Damit kann die Stadtverwaltung auf kostengünstige und effiziente Weise, die
Schwachstellen im Langsamverkehr, wie auch im öffentlichen Verkehr
identifizieren. Mit dem Konzept des Crowdsourcing wäre es demnach auch möglich,
gleich die entsprechenden Lösungen zu erhalten. Danach kann mit gezielten
Verbesserungsmassnahmen die Situation im Langsamverkehr schrittweise optimiert
werden.
[1]
"Gamification"
bezeichnet die Nutzung von Spielmechaniken in nicht-spielerischen
Verbrauchertechnologien, um Benutzer zu motivieren, diese Anwendungen zu nutzen
und sie zu gewünschtem Verhalten zu ermutigen (McGonigal, 2011). Es gilt
hierbei die Annahme, dass unser alltägliches, routiniertes Verhalten mittels
spielerischen Elementen beeinflusst wird und wir zu einem Umdenken bewegt
werden.
[2]
„Unter
erweiterter Realität (engl. Augmented reality) versteht man die
computergestützte Erweiterung der Realitätswahrnehmung. Diese Information kann
alle menschlichen Sinnesmodalitäten ansprechen. Häufig wird jedoch unter erweiterter
Realität nur die visuelle Darstellung von Informationen verstanden, also die
Ergänzung von Bildern oder Videos mit computergenerierten Zusatzinformationen
oder virtuellen Objekten mittels Einblendung/Überlagerung“ (Wikipedia, 2012).
[3]
Social
Games sind Spiele, die man auf Netzwerk-Plattformen spielt, also auf Angeboten
wie Facebook oder MySpace.
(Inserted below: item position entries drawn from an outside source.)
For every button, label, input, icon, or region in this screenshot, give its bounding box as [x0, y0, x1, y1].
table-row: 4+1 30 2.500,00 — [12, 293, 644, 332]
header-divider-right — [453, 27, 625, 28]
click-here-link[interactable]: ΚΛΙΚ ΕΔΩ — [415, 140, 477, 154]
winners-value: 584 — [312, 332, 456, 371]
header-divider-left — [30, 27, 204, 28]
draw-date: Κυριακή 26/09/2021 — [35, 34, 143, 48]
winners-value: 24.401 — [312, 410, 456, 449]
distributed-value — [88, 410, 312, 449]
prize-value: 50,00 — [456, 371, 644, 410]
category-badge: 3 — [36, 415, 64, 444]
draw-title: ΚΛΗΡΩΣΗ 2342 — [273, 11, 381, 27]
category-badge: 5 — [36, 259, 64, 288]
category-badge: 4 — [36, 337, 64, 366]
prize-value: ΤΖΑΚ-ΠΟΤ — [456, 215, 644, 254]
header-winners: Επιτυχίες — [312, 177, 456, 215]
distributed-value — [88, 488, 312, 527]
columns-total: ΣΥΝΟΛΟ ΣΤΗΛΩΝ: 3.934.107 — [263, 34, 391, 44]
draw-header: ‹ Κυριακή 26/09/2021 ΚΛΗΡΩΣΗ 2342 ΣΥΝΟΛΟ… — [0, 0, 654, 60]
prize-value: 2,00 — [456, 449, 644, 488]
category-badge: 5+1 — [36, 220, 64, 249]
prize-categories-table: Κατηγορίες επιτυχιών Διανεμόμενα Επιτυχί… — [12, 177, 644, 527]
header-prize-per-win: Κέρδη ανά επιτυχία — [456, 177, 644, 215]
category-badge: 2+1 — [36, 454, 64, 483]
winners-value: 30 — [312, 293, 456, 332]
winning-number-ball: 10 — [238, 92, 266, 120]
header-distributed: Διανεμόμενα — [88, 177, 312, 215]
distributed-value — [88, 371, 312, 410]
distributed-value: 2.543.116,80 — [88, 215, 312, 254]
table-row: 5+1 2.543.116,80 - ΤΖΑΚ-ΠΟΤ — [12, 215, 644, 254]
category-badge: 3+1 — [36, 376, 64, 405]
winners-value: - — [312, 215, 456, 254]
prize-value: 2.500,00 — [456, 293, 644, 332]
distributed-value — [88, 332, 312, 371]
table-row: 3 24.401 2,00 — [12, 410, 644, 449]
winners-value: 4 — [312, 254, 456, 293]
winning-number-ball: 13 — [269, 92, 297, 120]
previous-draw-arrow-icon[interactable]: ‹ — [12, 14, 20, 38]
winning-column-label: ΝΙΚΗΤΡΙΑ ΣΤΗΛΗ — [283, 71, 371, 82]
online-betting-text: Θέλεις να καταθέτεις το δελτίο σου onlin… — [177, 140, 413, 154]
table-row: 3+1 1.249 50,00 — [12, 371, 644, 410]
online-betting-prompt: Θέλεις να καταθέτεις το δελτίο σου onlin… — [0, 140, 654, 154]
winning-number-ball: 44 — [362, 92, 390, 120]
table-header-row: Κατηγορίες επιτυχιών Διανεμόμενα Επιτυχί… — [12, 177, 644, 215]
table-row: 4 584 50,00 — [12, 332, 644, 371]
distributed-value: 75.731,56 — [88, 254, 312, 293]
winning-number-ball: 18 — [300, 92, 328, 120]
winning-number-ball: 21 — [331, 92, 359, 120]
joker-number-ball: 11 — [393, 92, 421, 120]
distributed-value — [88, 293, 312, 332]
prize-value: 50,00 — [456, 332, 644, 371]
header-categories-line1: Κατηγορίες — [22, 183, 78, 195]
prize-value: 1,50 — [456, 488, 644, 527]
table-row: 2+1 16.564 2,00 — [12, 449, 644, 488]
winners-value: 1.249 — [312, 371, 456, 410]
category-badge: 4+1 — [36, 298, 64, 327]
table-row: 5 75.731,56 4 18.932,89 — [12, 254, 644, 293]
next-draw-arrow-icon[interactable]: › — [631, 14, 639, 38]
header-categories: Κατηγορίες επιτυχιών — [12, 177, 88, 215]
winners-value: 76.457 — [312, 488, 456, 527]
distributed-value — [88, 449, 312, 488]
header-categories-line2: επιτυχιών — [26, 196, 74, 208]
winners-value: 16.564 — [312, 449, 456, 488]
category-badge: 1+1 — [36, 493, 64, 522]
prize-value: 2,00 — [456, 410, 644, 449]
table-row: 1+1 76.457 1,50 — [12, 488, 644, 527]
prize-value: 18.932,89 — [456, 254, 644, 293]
Man kann dort zu seinem normalen Nutzerprofil
sogenannte Applikationen für Spiele hinzufügen. Meist sind dies Spiele, bei
denen man sofort loslegen kann und keine lange Einarbeitungszeit braucht
(McGonigal, 2011). In Verbindung mit augmented-Reality und
location-based-Anwendungen können solche Spiele hervorragend zu einer
Gamification der Mobilität eingesetzt werden.
[4] „Standortbezogene
Dienste (engl. Location-based Services (LBS)), sind mobile Dienste, die unter
Zuhilfenahme von positionsabhängigen Daten dem Endbenutzer selektive
Informationen bereitstellen oder Dienste anderer Art erbringen“ (Wikipedia,
2012)
[5]
„Crowdsourcing
ist eine Strategie des Auslagerns von Wissensgenerierung und Problemlösung an
externe Akteure durch einen öffentlichen Aufruf an eine grosse Gruppe. In der
Regel wird dieser Aufruf durch eine Webseite realisiert“ (Gassmann, 2010, S.